[Date Prev] [Date Next] [Thread Prev] [Thread Next] Date Index Thread Index Search archive:
Date:Mon Jun 9 20:14:03 1994 
Subject:Saving and restoring data and even generating C 
From: Robin Popplestone  
Volume-ID:940610.01 

Some months ago I put out a description of  -save_data- and -restore_data-
procedures which I have been developing, promising the code would follow
shortly.... Well, I hung up on generality, especially after receiving a
message from Jon Meyer. BUT herewith is a NEW GLOSSY (if ascii can be
glossy) help file of a more versatile capability. How versatile you may
come to appreciate if I tell you that twiddling a few buttons or rather
writing a few procedures allowed me to generate C code to recreate the
structure as output rather than the standard pedestrian form.

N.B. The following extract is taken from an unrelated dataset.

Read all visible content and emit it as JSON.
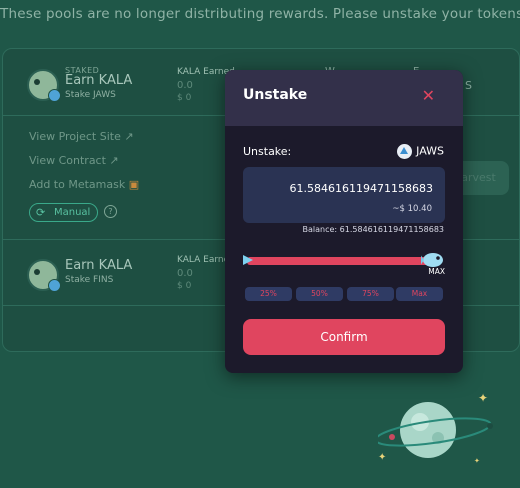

BUT I am
still not satisfied that it can do all the things a Jon could wish.

However it should support anybody who wants to walk through an arbitrary
POP data-structure and produce some kind of report on it.

Comments please.

============================================================================




HELP restore_data, save_data               Robin Popplestone MAR 1994

A general capability for saving Poplog data-structures on backing store.
The format of data written may be user-specified, and include e.g. a
C program to recreate equivalent structures.

This text may be freely copied provided the above attribution is preserved.


         CONTENTS - (Use <ENTER> g to access required sections)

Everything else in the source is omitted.